"I don't like it when people say unkind things about Iquique. It makes me angry. Iquique is my home!" My daughter's fifteen-year old emotions were riding high as she said these words. I smiled inwardly thinking how much she sounded like me at her age. On the heels of her heated statement, she added one burning question. "Mom, where do you call home?"
Ask any missionary or missionary kid and they will tell you, that is the million dollar question. It is one I heard all my life growing up (especially on furloughs!) Nonetheless, it is a question that has returned to my mind of late. Recent conversations with missionary moms in different stages of life have supplied me with poignant thoughts on the subject. But in answer to my daughter's question, I simply replied, "When I was your age, I would have said Santiago. That was my home when I was growing up. But now, home is wherever my family is - where Daddy and you kids are. That is my home."

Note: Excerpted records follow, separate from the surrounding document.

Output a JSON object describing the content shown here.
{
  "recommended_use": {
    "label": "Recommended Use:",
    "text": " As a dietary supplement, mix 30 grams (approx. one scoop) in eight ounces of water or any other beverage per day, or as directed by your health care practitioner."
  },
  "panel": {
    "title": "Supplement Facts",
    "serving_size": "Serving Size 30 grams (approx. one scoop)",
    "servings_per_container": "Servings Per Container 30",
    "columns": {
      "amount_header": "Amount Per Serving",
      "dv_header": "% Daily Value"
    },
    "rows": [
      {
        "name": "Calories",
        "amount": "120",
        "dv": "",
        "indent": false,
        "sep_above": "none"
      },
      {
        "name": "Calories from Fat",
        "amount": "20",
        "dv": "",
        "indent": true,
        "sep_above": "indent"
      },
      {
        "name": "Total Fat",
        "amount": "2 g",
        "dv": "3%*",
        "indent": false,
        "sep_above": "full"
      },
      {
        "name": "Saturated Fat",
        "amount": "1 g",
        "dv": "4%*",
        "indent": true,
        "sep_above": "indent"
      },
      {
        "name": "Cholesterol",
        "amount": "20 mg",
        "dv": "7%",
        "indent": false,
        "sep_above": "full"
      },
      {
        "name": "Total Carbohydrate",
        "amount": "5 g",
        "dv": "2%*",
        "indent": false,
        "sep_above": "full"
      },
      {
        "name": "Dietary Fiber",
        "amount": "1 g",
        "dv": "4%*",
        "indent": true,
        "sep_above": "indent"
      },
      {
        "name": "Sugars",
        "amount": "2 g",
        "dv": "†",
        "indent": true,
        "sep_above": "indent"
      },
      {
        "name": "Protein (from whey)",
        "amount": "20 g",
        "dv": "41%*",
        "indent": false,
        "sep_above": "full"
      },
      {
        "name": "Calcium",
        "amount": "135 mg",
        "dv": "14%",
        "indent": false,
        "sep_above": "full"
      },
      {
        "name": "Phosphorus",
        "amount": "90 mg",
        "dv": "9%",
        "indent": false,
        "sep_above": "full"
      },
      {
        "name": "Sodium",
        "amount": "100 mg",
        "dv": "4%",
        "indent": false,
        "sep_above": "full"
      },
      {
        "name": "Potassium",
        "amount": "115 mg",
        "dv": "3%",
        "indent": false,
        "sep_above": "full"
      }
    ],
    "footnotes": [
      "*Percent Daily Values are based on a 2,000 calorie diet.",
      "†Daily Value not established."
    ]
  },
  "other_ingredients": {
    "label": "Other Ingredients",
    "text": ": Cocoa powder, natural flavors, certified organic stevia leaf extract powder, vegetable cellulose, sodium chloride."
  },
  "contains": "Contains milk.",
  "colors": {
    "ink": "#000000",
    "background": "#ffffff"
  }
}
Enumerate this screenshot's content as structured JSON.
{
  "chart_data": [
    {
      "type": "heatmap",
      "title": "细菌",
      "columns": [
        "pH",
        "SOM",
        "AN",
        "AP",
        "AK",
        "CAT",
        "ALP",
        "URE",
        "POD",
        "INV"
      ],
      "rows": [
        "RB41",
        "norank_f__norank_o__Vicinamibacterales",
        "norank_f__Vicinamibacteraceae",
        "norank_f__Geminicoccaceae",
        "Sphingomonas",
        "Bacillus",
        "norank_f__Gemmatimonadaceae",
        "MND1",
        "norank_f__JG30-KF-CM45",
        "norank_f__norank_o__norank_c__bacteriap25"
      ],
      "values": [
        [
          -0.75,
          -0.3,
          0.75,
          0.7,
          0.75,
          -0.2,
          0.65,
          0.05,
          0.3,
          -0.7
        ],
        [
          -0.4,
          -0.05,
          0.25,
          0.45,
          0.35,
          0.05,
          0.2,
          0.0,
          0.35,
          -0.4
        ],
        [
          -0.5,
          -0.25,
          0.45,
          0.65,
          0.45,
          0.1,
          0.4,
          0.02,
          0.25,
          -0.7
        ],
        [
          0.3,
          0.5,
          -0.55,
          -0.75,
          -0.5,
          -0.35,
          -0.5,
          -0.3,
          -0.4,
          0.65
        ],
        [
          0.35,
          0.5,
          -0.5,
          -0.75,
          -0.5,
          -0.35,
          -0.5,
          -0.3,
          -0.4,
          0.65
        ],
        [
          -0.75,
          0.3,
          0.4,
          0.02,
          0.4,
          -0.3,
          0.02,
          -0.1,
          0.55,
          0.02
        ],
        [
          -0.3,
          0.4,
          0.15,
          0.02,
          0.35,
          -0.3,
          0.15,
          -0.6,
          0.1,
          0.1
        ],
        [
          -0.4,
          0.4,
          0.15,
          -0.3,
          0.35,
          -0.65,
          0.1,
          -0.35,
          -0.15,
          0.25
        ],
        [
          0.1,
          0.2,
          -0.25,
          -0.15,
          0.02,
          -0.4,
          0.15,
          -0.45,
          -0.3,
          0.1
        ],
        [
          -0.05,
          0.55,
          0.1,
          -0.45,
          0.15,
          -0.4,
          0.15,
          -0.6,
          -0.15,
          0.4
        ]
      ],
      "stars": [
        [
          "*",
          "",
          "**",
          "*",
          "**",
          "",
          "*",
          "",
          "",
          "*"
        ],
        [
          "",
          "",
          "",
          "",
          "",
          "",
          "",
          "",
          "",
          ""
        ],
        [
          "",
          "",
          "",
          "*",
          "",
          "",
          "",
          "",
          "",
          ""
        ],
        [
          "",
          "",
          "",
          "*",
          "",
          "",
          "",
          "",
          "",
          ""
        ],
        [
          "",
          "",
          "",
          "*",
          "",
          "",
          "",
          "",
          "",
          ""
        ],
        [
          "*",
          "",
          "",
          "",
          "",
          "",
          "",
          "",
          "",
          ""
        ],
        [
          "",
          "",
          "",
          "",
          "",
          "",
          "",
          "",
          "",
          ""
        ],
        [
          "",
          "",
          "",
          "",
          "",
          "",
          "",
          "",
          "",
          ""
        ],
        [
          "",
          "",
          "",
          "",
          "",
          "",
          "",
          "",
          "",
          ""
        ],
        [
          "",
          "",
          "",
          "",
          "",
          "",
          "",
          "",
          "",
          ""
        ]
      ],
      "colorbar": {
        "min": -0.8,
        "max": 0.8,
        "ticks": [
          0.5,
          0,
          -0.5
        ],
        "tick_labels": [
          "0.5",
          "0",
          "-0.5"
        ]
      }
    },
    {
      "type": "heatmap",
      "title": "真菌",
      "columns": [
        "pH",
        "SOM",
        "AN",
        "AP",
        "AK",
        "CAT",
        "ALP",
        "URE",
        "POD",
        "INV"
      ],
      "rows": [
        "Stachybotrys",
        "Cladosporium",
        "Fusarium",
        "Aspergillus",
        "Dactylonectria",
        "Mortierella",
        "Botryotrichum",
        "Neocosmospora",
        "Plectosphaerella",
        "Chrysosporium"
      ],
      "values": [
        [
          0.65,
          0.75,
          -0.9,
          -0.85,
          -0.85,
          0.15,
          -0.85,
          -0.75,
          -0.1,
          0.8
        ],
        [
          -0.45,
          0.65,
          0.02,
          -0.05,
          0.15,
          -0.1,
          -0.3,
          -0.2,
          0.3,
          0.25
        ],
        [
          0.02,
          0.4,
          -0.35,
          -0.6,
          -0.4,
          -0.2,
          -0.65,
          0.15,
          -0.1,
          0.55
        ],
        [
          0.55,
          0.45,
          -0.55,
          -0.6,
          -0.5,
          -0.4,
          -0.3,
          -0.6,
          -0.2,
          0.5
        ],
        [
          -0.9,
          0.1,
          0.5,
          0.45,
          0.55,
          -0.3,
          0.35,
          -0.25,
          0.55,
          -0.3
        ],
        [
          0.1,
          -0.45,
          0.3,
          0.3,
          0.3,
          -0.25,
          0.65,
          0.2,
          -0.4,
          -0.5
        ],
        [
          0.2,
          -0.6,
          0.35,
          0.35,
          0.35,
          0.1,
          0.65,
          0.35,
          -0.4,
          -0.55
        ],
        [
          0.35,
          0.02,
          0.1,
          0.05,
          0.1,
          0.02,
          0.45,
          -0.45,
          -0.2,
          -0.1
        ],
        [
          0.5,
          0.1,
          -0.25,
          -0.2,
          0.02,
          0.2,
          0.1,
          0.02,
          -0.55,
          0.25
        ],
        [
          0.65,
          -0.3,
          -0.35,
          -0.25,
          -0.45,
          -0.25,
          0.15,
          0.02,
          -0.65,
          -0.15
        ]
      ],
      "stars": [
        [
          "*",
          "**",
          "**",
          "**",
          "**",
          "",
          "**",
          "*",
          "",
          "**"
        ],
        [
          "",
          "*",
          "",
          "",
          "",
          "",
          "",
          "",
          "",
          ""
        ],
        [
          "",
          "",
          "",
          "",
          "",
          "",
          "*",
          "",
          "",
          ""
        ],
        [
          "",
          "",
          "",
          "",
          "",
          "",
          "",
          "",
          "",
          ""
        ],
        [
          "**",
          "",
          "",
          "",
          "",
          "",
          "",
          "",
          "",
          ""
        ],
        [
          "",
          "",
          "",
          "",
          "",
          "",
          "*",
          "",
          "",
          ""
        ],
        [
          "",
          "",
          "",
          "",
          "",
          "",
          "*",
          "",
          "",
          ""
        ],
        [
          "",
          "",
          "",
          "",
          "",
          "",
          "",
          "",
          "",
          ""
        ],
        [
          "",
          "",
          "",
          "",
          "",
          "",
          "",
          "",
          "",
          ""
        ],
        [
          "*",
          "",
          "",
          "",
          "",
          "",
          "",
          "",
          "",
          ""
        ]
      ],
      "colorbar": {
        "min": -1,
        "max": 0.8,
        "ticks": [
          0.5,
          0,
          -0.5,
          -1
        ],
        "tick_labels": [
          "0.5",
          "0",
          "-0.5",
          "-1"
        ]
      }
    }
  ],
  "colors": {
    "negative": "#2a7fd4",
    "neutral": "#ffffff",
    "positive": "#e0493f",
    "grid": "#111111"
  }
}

Even as I spoke I was keenly aware that this answer might suffice for now, but in just a few brief years will taste bitter on my tongue. This daughter of mine starts high school next month. Next year, we head stateside for our second furlough and after that - only two and half years until college. She and her sister are just a year apart in school, so "en un dos por tres" (as they say in Chile, or similarly "in the blink of an eye") they will be leaving "home." My kids will no longer all be wherever Daddy and I are. So then where will home be?
Our mission's regional conference early this month brought together missionaries from throughout Spanish-speaking South America. It was unscheduled, but one afternoon a prayer time for missionary moms was organized. We prayed for our children, many with tears. At least half the group had already let their children go, and as a parent looking towards that transition my heart was pricked with a premature sense of loss. It was only recently that I heard from my mom what my own parents went through when they delivered me to college and returned to the mission field as "empty nesters." My strong and stoic dad left my college campus and made it only a short ways down the road before having to pull off, pounding the steering wheel and crying, "I hate this!" At the time I never knew.
It is when these thoughts begin to swirl that I am reminded of two things. First, that I am not to be anxious about tomorrow (Matthew 6:34) because it is in God's hands. And second, that nowhere in this world is truly my home. As the writer exhorts in Hebrews 13:14, "For here we have no lasting city, but we seek the city that is to come." How thankful I am for the hope of a Heavenly home!
There will be no goodbyes there. No furloughs or farewells. Everyone I love who has placed his or her faith in Jesus Christ will be with me, forever. What a challenge to continue loving Him and encouraging my loved ones to do the same! Because someday we will all be for always, without question or confusion, truly "Home."